A 16Gb 9.5Gb/S/pin LPDDR5X SDRAM With Low-Power Schemes Exploiting Dynamic Voltage-Frequency Scaling and Offset-Calibrated Readout Sense Amplifiers in a Fourth Generation 10nm DRAM Process
Dae-Hyun Kim, Byungkyu Song, Hyun-A Ahn, Woong-Joon Ko, Sung-Geun Do, Seokjin Cho, Kihan Kim, Seung-Hoon Oh, Hye-Yoon Joo, Geuntae Park, Jin-Hun Jang, Yong-Hun Kim, Donghun Lee, Jaehoon Jung, Yongmin Kwon, Youngjae Kim, Jae-Woo Jung, O Seongil, Seoulmin Lee, Jaeseong Lim, Junho Son, Jisu Min, Haebin Do, Jaejun Yoon, Isak Hwang, Jinsol Park, Hong Shik Shim, Seryeong Yoon, Dongyeong Choi, Jihoon Lee, Soohan Woo, Eunki Hong, Junha Choi, Jae-Sung Kim, Sang-Keun HAN, Jong-Min Bang, Bokgue Park, Janghoo Kim, Seouk-Kyu Choi, Gong-Heum Han, Yoo‐Chang Sung, Wonil Bae, Jeong-Don Lim, Seungjae Lee, Changsik Yoo, Sang Joon Hwang, Joo‐Young Lee
Abstract
Mobile systems for 5G communications and emerging technologies, such as advanced driver assistance system (ADAS), augmented reality (AR), and artificial intelligence (AI), demand high-density, high-speed, and low-power DRAM.LPDDR5 has played an important role in such systems, by offering continuous improvements in memory density (8, 12, and 16Gb) and speed (up to 8.5Gb/s) [1, 2, 3].LPDDR5X has new high-speed enabling features: per-pin DFE training, pre-emphasis for DQ driver, receiver offset calibration training, and a read duty-cycle adjuster.
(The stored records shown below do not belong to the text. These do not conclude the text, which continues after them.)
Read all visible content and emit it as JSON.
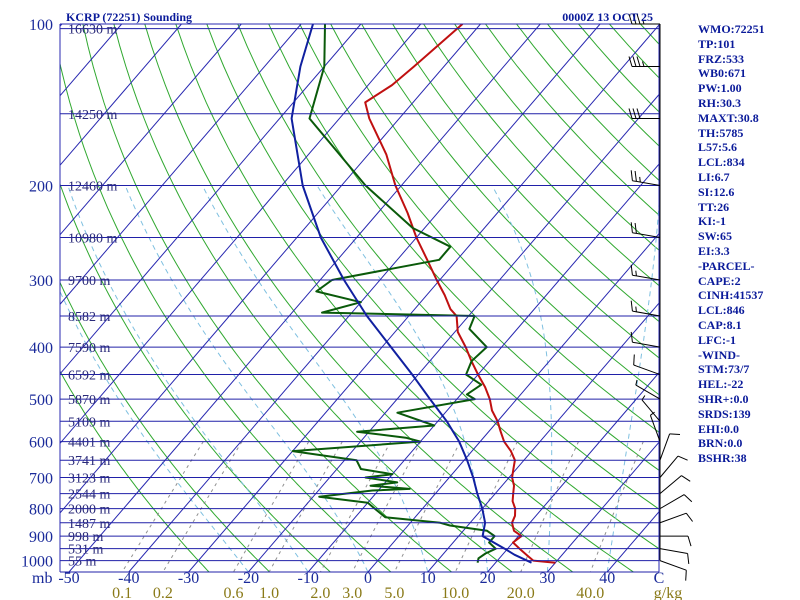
{
  "header": {
    "station": "KCRP (72251) Sounding",
    "time": "0000Z 13 OCT 25"
  },
  "stats": [
    "WMO:72251",
    "TP:101",
    "FRZ:533",
    "WB0:671",
    "PW:1.00",
    "RH:30.3",
    "MAXT:30.8",
    "TH:5785",
    "L57:5.6",
    "LCL:834",
    "LI:6.7",
    "SI:12.6",
    "TT:26",
    "KI:-1",
    "SW:65",
    "EI:3.3",
    "-PARCEL-",
    "CAPE:2",
    "CINH:41537",
    "LCL:846",
    "CAP:8.1",
    "LFC:-1",
    "-WIND-",
    "STM:73/7",
    "HEL:-22",
    "SHR+:0.0",
    "SRDS:139",
    "EHI:0.0",
    "BRN:0.0",
    "BSHR:38"
  ],
  "colors": {
    "isobar": "#2020a8",
    "isotherm": "#2828b0",
    "dry_adiabat": "#30a830",
    "moist_adiabat": "#7fc0e0",
    "mixing_ratio": "#909090",
    "temperature": "#c01010",
    "dewpoint": "#0a5a0a",
    "parcel": "#1020a0",
    "wind": "#000000"
  },
  "chart_data": {
    "type": "line",
    "subtype": "skew-t log-p sounding",
    "pressure_levels": [
      100,
      200,
      300,
      400,
      500,
      600,
      700,
      800,
      900,
      1000
    ],
    "pressure_labels": [
      "100",
      "200",
      "300",
      "400",
      "500",
      "600",
      "700",
      "800",
      "900",
      "1000"
    ],
    "pressure_unit_label": "mb",
    "temperature_ticks": [
      -50,
      -40,
      -30,
      -20,
      -10,
      0,
      10,
      20,
      30,
      40
    ],
    "temperature_tick_labels": [
      "-50",
      "-40",
      "-30",
      "-20",
      "-10",
      "0",
      "10",
      "20",
      "30",
      "40"
    ],
    "temperature_unit_label": "C",
    "mixing_ratio_labels": [
      "0.1",
      "0.2",
      "0.6",
      "1.0",
      "2.0",
      "3.0",
      "5.0",
      "10.0",
      "20.0",
      "40.0"
    ],
    "mixing_ratio_values": [
      0.1,
      0.2,
      0.6,
      1.0,
      2.0,
      3.0,
      5.0,
      10.0,
      20.0,
      40.0
    ],
    "mixing_ratio_unit_label": "g/kg",
    "heights": [
      {
        "p": 102,
        "label": "16630 m"
      },
      {
        "p": 147,
        "label": "14250 m"
      },
      {
        "p": 200,
        "label": "12460 m"
      },
      {
        "p": 250,
        "label": "10980 m"
      },
      {
        "p": 300,
        "label": "9700 m"
      },
      {
        "p": 350,
        "label": "8582 m"
      },
      {
        "p": 400,
        "label": "7590 m"
      },
      {
        "p": 450,
        "label": "6592 m"
      },
      {
        "p": 500,
        "label": "5870 m"
      },
      {
        "p": 550,
        "label": "5109 m"
      },
      {
        "p": 600,
        "label": "4401 m"
      },
      {
        "p": 650,
        "label": "3741 m"
      },
      {
        "p": 700,
        "label": "3123 m"
      },
      {
        "p": 750,
        "label": "2544 m"
      },
      {
        "p": 800,
        "label": "2000 m"
      },
      {
        "p": 850,
        "label": "1487 m"
      },
      {
        "p": 900,
        "label": "998 m"
      },
      {
        "p": 950,
        "label": "531 m"
      },
      {
        "p": 1000,
        "label": "55 m"
      }
    ],
    "series": [
      {
        "key": "temperature",
        "points": [
          [
            1009,
            30.0
          ],
          [
            1000,
            26.0
          ],
          [
            975,
            24.0
          ],
          [
            950,
            22.0
          ],
          [
            925,
            20.0
          ],
          [
            900,
            20.5
          ],
          [
            880,
            18.5
          ],
          [
            850,
            17.0
          ],
          [
            825,
            16.5
          ],
          [
            800,
            15.5
          ],
          [
            775,
            14.0
          ],
          [
            750,
            13.0
          ],
          [
            725,
            12.0
          ],
          [
            700,
            10.5
          ],
          [
            675,
            9.5
          ],
          [
            650,
            8.5
          ],
          [
            625,
            6.5
          ],
          [
            600,
            4.0
          ],
          [
            575,
            2.0
          ],
          [
            550,
            0.0
          ],
          [
            525,
            -2.5
          ],
          [
            500,
            -4.5
          ],
          [
            475,
            -7.0
          ],
          [
            450,
            -10.0
          ],
          [
            425,
            -13.0
          ],
          [
            400,
            -16.0
          ],
          [
            375,
            -19.5
          ],
          [
            350,
            -22.0
          ],
          [
            340,
            -24.0
          ],
          [
            320,
            -27.0
          ],
          [
            300,
            -30.5
          ],
          [
            275,
            -35.0
          ],
          [
            250,
            -40.0
          ],
          [
            225,
            -45.0
          ],
          [
            200,
            -51.0
          ],
          [
            175,
            -57.0
          ],
          [
            150,
            -65.0
          ],
          [
            140,
            -68.0
          ],
          [
            130,
            -66.0
          ],
          [
            120,
            -65.0
          ],
          [
            100,
            -63.0
          ]
        ]
      },
      {
        "key": "dewpoint",
        "points": [
          [
            1009,
            17.0
          ],
          [
            990,
            16.5
          ],
          [
            970,
            17.0
          ],
          [
            950,
            18.0
          ],
          [
            925,
            16.0
          ],
          [
            900,
            16.0
          ],
          [
            880,
            14.0
          ],
          [
            860,
            7.0
          ],
          [
            850,
            5.0
          ],
          [
            830,
            -5.0
          ],
          [
            800,
            -8.0
          ],
          [
            780,
            -10.0
          ],
          [
            760,
            -19.0
          ],
          [
            740,
            -11.0
          ],
          [
            735,
            -5.0
          ],
          [
            725,
            -12.0
          ],
          [
            715,
            -8.0
          ],
          [
            700,
            -14.0
          ],
          [
            690,
            -10.0
          ],
          [
            675,
            -16.0
          ],
          [
            650,
            -18.0
          ],
          [
            625,
            -30.0
          ],
          [
            600,
            -10.0
          ],
          [
            590,
            -13.0
          ],
          [
            575,
            -22.0
          ],
          [
            560,
            -10.0
          ],
          [
            530,
            -18.0
          ],
          [
            500,
            -7.0
          ],
          [
            490,
            -9.0
          ],
          [
            470,
            -8.0
          ],
          [
            450,
            -12.0
          ],
          [
            425,
            -13.0
          ],
          [
            400,
            -12.5
          ],
          [
            370,
            -18.0
          ],
          [
            350,
            -19.0
          ],
          [
            345,
            -45.0
          ],
          [
            330,
            -40.0
          ],
          [
            315,
            -49.0
          ],
          [
            300,
            -48.0
          ],
          [
            275,
            -33.0
          ],
          [
            260,
            -33.0
          ],
          [
            240,
            -42.0
          ],
          [
            200,
            -56.0
          ],
          [
            150,
            -75.0
          ],
          [
            120,
            -80.0
          ],
          [
            100,
            -86.0
          ]
        ]
      },
      {
        "key": "parcel",
        "points": [
          [
            1009,
            26.0
          ],
          [
            975,
            22.0
          ],
          [
            950,
            19.5
          ],
          [
            900,
            14.0
          ],
          [
            850,
            12.5
          ],
          [
            800,
            10.0
          ],
          [
            750,
            7.0
          ],
          [
            700,
            4.0
          ],
          [
            650,
            0.5
          ],
          [
            600,
            -3.5
          ],
          [
            550,
            -8.5
          ],
          [
            500,
            -14.5
          ],
          [
            450,
            -21.0
          ],
          [
            400,
            -28.5
          ],
          [
            350,
            -37.0
          ],
          [
            300,
            -46.0
          ],
          [
            250,
            -56.0
          ],
          [
            200,
            -66.5
          ],
          [
            150,
            -78.0
          ],
          [
            120,
            -84.0
          ],
          [
            100,
            -88.0
          ]
        ]
      }
    ],
    "wind_profile": [
      {
        "p": 1000,
        "dir": 110,
        "spd": 10
      },
      {
        "p": 950,
        "dir": 100,
        "spd": 10
      },
      {
        "p": 900,
        "dir": 90,
        "spd": 10
      },
      {
        "p": 850,
        "dir": 70,
        "spd": 10
      },
      {
        "p": 800,
        "dir": 60,
        "spd": 10
      },
      {
        "p": 750,
        "dir": 50,
        "spd": 10
      },
      {
        "p": 700,
        "dir": 40,
        "spd": 10
      },
      {
        "p": 650,
        "dir": 20,
        "spd": 10
      },
      {
        "p": 600,
        "dir": 340,
        "spd": 5
      },
      {
        "p": 550,
        "dir": 320,
        "spd": 5
      },
      {
        "p": 500,
        "dir": 300,
        "spd": 5
      },
      {
        "p": 450,
        "dir": 290,
        "spd": 10
      },
      {
        "p": 400,
        "dir": 280,
        "spd": 10
      },
      {
        "p": 350,
        "dir": 280,
        "spd": 15
      },
      {
        "p": 300,
        "dir": 280,
        "spd": 15
      },
      {
        "p": 250,
        "dir": 280,
        "spd": 20
      },
      {
        "p": 200,
        "dir": 280,
        "spd": 25
      },
      {
        "p": 150,
        "dir": 270,
        "spd": 30
      },
      {
        "p": 120,
        "dir": 270,
        "spd": 35
      },
      {
        "p": 100,
        "dir": 270,
        "spd": 35
      }
    ]
  }
}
By employing these speed enhancement techniques, we have successfully implemented a 9.5Gb/s/pin 16Gb LPDDR5X using a fourth generation 10nm DRAM fabrication technology. This paper also presents a power-efficient LPDDR5X using (1) a non-stacking bank architecture, (2) an offset-calibrated sense amplifier for the global data lines, (3) an extended dynamic voltage and frequency scaling core (DVFSC), (4) a stacked output driver, and (5) a low-power data aligner.